Longevilles-Mont-d'Or (/fr/; unofficial also Les Longevilles) is a commune in the Doubs department in the Bourgogne-Franche-Comté region in eastern France.

==Geography==
The commune is located 10 km northeast of Mouthe. The village lies in a valley at the foot of the Mont d'Or, a massif that covers 90% of the territory of the commune.
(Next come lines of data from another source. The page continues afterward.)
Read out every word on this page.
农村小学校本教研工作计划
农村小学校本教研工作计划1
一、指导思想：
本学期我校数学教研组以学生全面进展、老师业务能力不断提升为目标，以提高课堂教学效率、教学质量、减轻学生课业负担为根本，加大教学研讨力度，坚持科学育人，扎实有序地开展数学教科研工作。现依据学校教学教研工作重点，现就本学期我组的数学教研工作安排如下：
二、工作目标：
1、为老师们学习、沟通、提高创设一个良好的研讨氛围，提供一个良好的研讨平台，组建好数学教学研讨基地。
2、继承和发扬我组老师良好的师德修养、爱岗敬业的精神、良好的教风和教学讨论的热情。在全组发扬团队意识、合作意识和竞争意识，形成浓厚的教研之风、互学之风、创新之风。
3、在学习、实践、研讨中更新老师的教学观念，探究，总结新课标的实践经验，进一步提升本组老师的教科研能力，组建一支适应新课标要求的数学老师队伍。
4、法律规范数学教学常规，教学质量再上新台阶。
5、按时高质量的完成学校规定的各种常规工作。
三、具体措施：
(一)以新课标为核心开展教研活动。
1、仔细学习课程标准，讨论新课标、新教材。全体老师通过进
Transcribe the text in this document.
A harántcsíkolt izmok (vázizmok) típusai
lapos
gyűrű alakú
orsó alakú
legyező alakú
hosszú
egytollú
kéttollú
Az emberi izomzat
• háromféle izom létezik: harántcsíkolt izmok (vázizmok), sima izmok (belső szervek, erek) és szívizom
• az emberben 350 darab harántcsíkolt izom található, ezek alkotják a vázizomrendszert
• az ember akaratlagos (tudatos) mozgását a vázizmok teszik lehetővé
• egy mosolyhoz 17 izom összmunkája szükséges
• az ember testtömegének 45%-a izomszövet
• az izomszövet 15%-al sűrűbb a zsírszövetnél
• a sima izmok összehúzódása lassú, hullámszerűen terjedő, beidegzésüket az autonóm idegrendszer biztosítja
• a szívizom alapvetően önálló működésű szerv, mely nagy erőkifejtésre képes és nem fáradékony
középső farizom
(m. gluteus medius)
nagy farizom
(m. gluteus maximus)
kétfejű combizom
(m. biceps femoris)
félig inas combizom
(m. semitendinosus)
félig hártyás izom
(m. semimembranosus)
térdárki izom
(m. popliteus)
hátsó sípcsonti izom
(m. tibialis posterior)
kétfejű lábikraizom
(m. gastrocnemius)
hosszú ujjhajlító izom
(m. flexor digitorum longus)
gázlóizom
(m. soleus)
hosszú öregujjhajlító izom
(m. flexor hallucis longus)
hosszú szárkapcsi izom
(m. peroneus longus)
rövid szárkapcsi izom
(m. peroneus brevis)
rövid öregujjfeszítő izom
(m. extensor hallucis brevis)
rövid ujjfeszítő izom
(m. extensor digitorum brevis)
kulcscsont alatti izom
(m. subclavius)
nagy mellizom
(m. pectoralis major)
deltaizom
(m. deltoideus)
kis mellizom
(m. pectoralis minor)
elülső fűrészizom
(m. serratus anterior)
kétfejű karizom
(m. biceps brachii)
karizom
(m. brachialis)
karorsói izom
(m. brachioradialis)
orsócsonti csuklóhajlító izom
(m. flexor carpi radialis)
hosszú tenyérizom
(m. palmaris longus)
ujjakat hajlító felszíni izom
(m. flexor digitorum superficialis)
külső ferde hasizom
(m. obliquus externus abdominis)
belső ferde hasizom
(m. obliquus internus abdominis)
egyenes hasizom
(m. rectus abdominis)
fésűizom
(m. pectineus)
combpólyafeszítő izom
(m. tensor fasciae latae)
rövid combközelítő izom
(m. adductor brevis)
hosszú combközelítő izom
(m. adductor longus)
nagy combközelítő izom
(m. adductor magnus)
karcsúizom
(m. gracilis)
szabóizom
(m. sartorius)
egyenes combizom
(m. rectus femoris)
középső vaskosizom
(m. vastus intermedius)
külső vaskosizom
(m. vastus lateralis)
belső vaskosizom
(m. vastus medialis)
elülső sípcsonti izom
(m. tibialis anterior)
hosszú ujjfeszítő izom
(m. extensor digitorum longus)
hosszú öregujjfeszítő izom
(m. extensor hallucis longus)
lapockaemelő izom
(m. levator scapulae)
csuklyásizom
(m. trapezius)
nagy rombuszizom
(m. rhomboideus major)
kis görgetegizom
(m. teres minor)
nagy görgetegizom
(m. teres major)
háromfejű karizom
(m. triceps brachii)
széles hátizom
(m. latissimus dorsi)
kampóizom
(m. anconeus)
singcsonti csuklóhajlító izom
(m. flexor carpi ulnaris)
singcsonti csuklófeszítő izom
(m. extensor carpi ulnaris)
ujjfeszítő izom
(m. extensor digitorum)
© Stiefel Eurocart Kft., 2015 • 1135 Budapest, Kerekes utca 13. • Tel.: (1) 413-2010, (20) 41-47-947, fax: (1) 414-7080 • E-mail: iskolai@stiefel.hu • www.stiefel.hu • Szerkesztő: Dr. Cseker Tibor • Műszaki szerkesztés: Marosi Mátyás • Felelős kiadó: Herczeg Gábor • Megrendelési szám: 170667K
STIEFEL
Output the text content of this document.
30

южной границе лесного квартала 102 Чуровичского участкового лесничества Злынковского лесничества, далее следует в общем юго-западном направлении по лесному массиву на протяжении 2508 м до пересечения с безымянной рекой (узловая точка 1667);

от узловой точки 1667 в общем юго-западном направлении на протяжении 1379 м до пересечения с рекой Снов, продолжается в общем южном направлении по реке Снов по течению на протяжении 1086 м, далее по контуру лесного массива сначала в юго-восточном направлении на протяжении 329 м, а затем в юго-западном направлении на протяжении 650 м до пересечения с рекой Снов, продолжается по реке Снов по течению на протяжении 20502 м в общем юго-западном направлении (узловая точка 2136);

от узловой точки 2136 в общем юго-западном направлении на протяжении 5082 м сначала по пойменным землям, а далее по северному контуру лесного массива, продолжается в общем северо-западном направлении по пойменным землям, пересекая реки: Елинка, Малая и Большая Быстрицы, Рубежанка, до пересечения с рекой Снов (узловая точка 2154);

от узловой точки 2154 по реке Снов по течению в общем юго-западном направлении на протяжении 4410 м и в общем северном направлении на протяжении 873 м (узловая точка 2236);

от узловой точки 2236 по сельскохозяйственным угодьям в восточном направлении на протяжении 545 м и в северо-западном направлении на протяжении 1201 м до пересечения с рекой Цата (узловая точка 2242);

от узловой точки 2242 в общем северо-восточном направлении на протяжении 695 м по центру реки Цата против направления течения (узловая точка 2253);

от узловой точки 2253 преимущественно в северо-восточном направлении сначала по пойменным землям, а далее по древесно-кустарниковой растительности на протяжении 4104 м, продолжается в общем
The commune has views of the Alps and the Swiss plain.

===Climate===

Climate data for Longevilles, 1193m (1981−2010 normals, 1992−2015 extremes)
| Month | Jan | Feb | Mar | Apr | May | Jun | Jul | Aug | Sep | Oct | Nov | Dec | Year |
| Record high °C (°F) | 16.8 (62.2) | 15.7 (60.3) | 19.8 (67.6) | 22.1 (71.8) | 28.6 (83.5) | 30.8 (87.4) | 30.2 (86.4) | 32.4 (90.3) | 26.7 (80.1) | 26.2 (79.2) | 18.0 (64.4) | 14.6 (58.3) | 32.4 (90.3) |
| Mean daily maximum °C (°F) | 2.2 (36.0) | 3.0 (37.4) | 5.8 (42.4) | 9.4 (48.9) | 14.6 (58.3) | 18.3 (64.9) | 20.1 (68.2) | 19.7 (67.5) | 15.2 (59.4) | 12.1 (53.8) | 5.6 (42.1) | 2.5 (36.5) | 10.7 (51.3) |
| Daily mean °C (°F) | −0.7 (30.7) | −0.3 (31.5) | 2.1 (35.8) | 5.3 (41.5) | 10.2 (50.4) | 13.5 (56.3) | 15.3 (59.5) | 15.1 (59.2) | 11.1 (52.0) | 8.2 (46.8) | 2.5 (36.5) | −0.3 (31.5) | 6.8 (44.3) |
| Mean daily minimum °C (°F) | −3.6 (25.5) | −3.6 (25.5) | −1.6 (29.1) | 1.3 (34.3) | 5.9 (42.6) | 8.7 (47.7) | 10.5 (50.9) | 10.5 (50.9) | 7.0 (44.6) | 4.5 (40.1) | −0.5 (31.1) | −3.1 (26.4) | 3.0 (37.4) |
| Record low °C (°F) | −18.3 (−0.9) | −18.6 (−1.5) | −17.2 (1.0) | −9.6 (14.7) | −3.7 (25.3) | −2.1 (28.2) | 2.4 (36.3) | 1.7 (35.1) | −2.7 (27.1) | −10.2 (13.6) | −13.1 (8.4) | −19.3 (−2.7) | −19.3 (−2.7) |
| Average precipitation mm (inches) | 115.2 (4.54) | 110.6 (4.35) | 112.0 (4.41) | 115.0 (4.53) | 150.7 (5.93) | 130.3 (5.13) | 149.3 (5.88) | 148.7 (5.85) | 133.7 (5.26) | 137.3 (5.41) | 132.7 (5.22) | 140.2 (5.52) | 1,575.7 (62.03) |
Source: Meteociel

==Economy==
Winter sports and tourism dominate the economy of the commune. It is one of the six communes that have operated the Métabief Mont-d'Or ski resort since 1970.